If a delivery center is handling over 100 cars a day, it is totally understandable that a few new owners would not have a good experience.
Generally, almost all online businesses have a roughly 5% problem rate - it more or less doesn't matter what you're selling or how.
Go to almost any product selling on Amazon and look at the 1-star reviews. Nearly every product has at least a couple of them. Doesn't mean that the product is bad - it just means that it's typical of anyone doing business at a distance.
My wife and I ran an online business (selling little model buildings to people who play table-top games!) - and we were INSANELY careful about having good customers. We had 95% 5-stars and 5% 1-star reviews - just like everyone else. Problems occur at every step - and many of them aren't yours.

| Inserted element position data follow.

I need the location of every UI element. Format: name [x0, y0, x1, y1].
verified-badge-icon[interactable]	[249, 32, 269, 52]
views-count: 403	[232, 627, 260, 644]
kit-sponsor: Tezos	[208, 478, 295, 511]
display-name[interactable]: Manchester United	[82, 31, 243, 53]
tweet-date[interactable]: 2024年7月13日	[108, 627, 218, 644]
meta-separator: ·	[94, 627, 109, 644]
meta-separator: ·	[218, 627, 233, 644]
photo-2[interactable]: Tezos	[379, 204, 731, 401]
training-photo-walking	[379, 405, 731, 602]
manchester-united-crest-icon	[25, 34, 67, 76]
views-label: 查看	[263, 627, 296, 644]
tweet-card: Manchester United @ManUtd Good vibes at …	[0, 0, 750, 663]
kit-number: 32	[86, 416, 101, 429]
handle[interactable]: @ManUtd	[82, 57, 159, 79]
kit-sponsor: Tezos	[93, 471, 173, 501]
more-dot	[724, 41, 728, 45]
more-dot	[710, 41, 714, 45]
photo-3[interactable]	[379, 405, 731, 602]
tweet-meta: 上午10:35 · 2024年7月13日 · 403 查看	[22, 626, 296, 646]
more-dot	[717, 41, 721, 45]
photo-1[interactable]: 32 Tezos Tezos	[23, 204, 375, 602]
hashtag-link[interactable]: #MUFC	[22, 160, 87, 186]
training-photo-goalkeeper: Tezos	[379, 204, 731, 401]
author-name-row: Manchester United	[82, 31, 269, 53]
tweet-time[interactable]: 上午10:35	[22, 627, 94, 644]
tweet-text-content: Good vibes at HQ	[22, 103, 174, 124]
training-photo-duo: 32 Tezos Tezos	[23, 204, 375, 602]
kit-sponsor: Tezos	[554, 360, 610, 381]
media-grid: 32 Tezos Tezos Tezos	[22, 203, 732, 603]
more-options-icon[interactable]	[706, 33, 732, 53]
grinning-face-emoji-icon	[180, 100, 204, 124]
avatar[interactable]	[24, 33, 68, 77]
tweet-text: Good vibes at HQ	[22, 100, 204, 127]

We had a package we sent from Texas to Malaysia - we did everything right - but the customer ignored the requests to go to their post office an pay customs/import duty...so the entire package got returned to us about 6 months later. The cardboard box was COVERED with stickers from a dozen different customs, shippers and post offices - it had 3" rips in the cardboard and was so battered, that it looked more like a football than a shipping box! The product inside was smashed to hell - so we had to re-manufacture and re-ship the entire bundle - we put a couple of 'freebie' extra models in for him with a note explaining and apologizing for the delay. It finally got to the end customer in perfect condition - but 6 months late...and the bastard gave us a 1-star review for slow shipping!
Now - that said - we did make genuine mistakes - but still, 5% is a good number for how many transactions will go sufficiently wrong to get you a 1-star.
We never once got a 2, 3 or 4 star review. It was either "You guys are GODS and CAN DO NO WRONG!!!" or "Your product is total and utter *sugar* and your customer service is horrible!"...never anything in between.
So - I figure that if a delivery center handles 100 cars a day - there are going to be somewhere around 5 "oopsies" per day. Those people will blast social media with grief...presuming that their experience is typical.